Ged Kearney, Nicholas Gruen, Jeremy Cooper, Eva Cox and Michael Drew

“Commission bans was one of them, and certainly, there are full marks for that,” he says.

“Lost super was another one of those five issues, and the tax file number, that will go a long way to clearing it up. Multiple accounts – again, we’ve got some more consolidation, so that should happen. The defaults – that’s perhaps a work in progress; but MySuper reforms will really help.

“And the fifth one is advocacy, and that’s [creating] an advocacy group, that I know the Minister’s talked about, and that’s ongoing.”

Michael Drew, Professor of Finance, Griffith Business School, and managing director, lifestyle strategies, QIC, says raising the SG is an important step towards achieving retirement income adequacy, but it’s by no means the only step, and on its own is insufficient. More attention needs to be paid to the specific requirements of super fund members as they approach retirement.

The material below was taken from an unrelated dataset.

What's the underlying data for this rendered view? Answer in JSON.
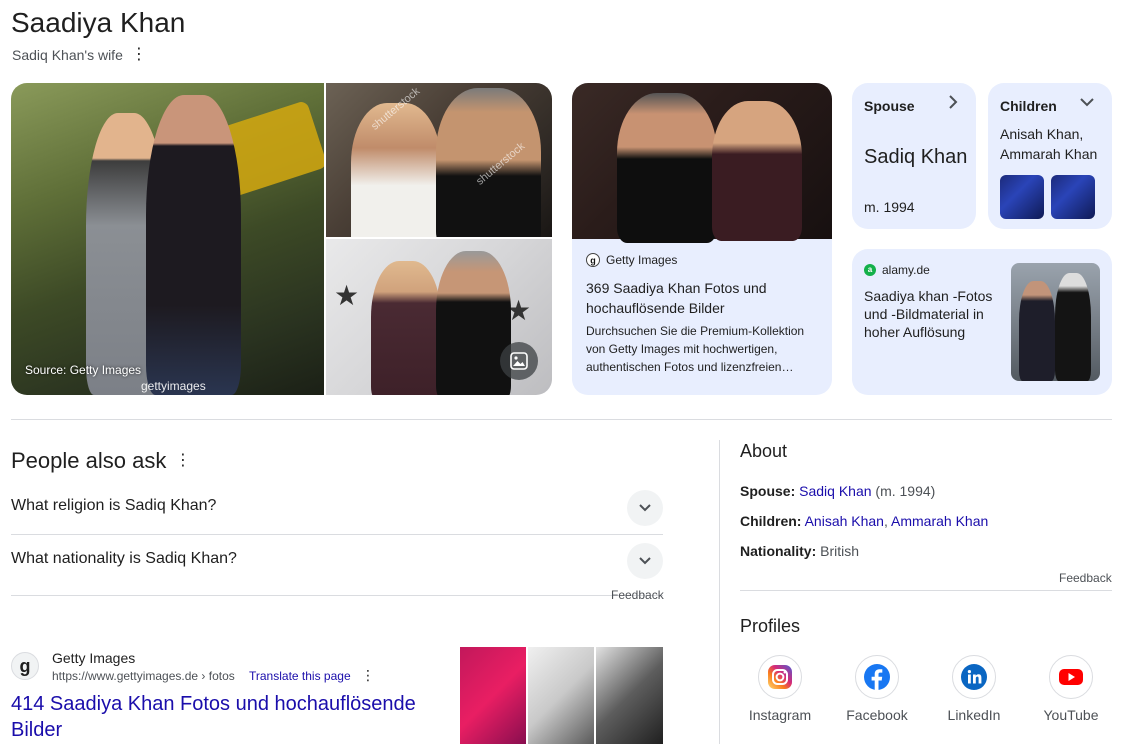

“You can throw money at this problem but it’s a coordinated set of levers that need to be managed by the fiduciaries around contribution rates, around education, around the asset allocation decision,” Drew says.

“I keep coming back to this point: what’s ‘safe’ and what’s ‘risky’ changes over your life. The sort of financial market conditions we have today, for instance, for a 25-year-old are important, but in the grand scheme of things don’t necessarily matter. If you’re 62 years old today, and you’re within three or four years of your retirement, they absolutely matter.

“So, it’s about a coordination – again, it’s the ‘outcome’ conversation, about contribution rates, about the asset allocation and the system moving, to continue its long heritage of member-centricity.

“So there are a number of challenges within the system. Moving from 9 to 12 per cent is very important – like anything, throwing money at a problem can help, [and I] certainly support that – but there are [other] things we can do. MySuper’s part of the journey, and also education, literacy, and the fiduciary responsibility around asset allocation is important as well.”

Former NSW Treasurer and Attorney General, Peter Collins, is now a director of the industry fund HOSTPLUS. Collins says he supports lifting the SG “because it’s good policy”.

“I think that it has to go to 12 per cent because, to take what Bill Shorten said, earlier, 9 per cent is simply not going to provide Australians with the kind of retirement that they need; and there are only two ways it can be achieved – that is to address the issue now, by increasing the superannuation guarantee to 12 per cent, or taxing people more to pay for the age pension later on, and then you get into all sorts of issues about inter-generational equity,” Collins says.